Os indivíduos tomam decisões racionais que buscam maximizar sua satisfação (escolhas/utilidade) mediante (i) restrições orçamentárias e (ii) combinação de oferta e preço de bens e serviços. Essa é uma afirmativa clássica que está por detrás de extenso arcabouço teórico aplicado aos estudos de microeconomia do consumidor, e se estende a outras vertentes, tais como a economia da saúde, o mercado de trabalho, as finanças, dentre outras.





Uma “nova” e crescente linha teórica dentro das ciências econômicas, a chamada economia comportamental, vem ganhando espaço ao incorporar elementos experimentais à construção clássica.

Em 2002, o economista Vernon Smith dividiu o prêmio Nobel de Economia com Daniel Kahneman, que, embora psicólogo e matemático de formação, é teórico e grande colaborador da economia comportamental. Engrossando esse coro, em 2017, Richard Thaler é o laureado com o Nobel de Economia devido às suas contribuições à economia comportamental e a seu pioneirismo ao estabelecer componente irracional na tomada de decisão dos indivíduos. 

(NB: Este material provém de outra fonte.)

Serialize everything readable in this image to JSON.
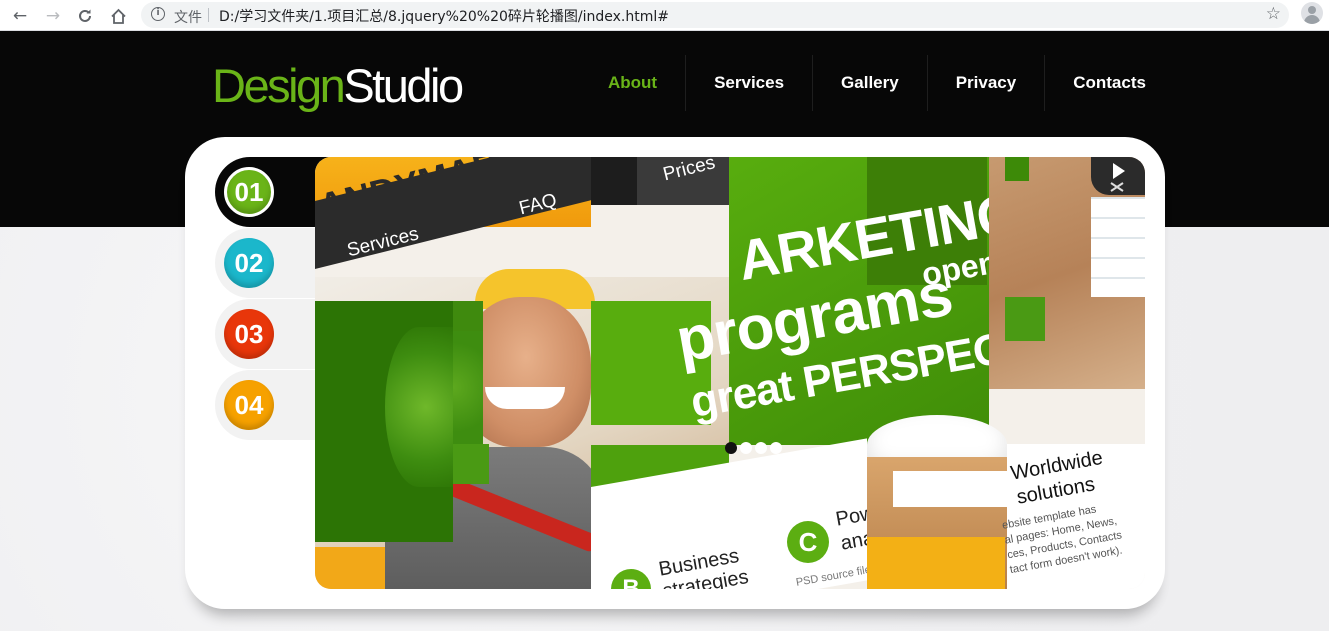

Elementos experimentais seriam, de forma simplista, a percepção subjetiva que os indivíduos dão às suas escolhas, partindo de pontos de referência diferentes e que acabam culminando em preferências distintas. Por exemplo, o ponto de referência denominado ambiente, considerado aqui como o local onde o indivíduo reside, pode provocar diferentes escolhas entre indivíduos com mesmos atributos individuais.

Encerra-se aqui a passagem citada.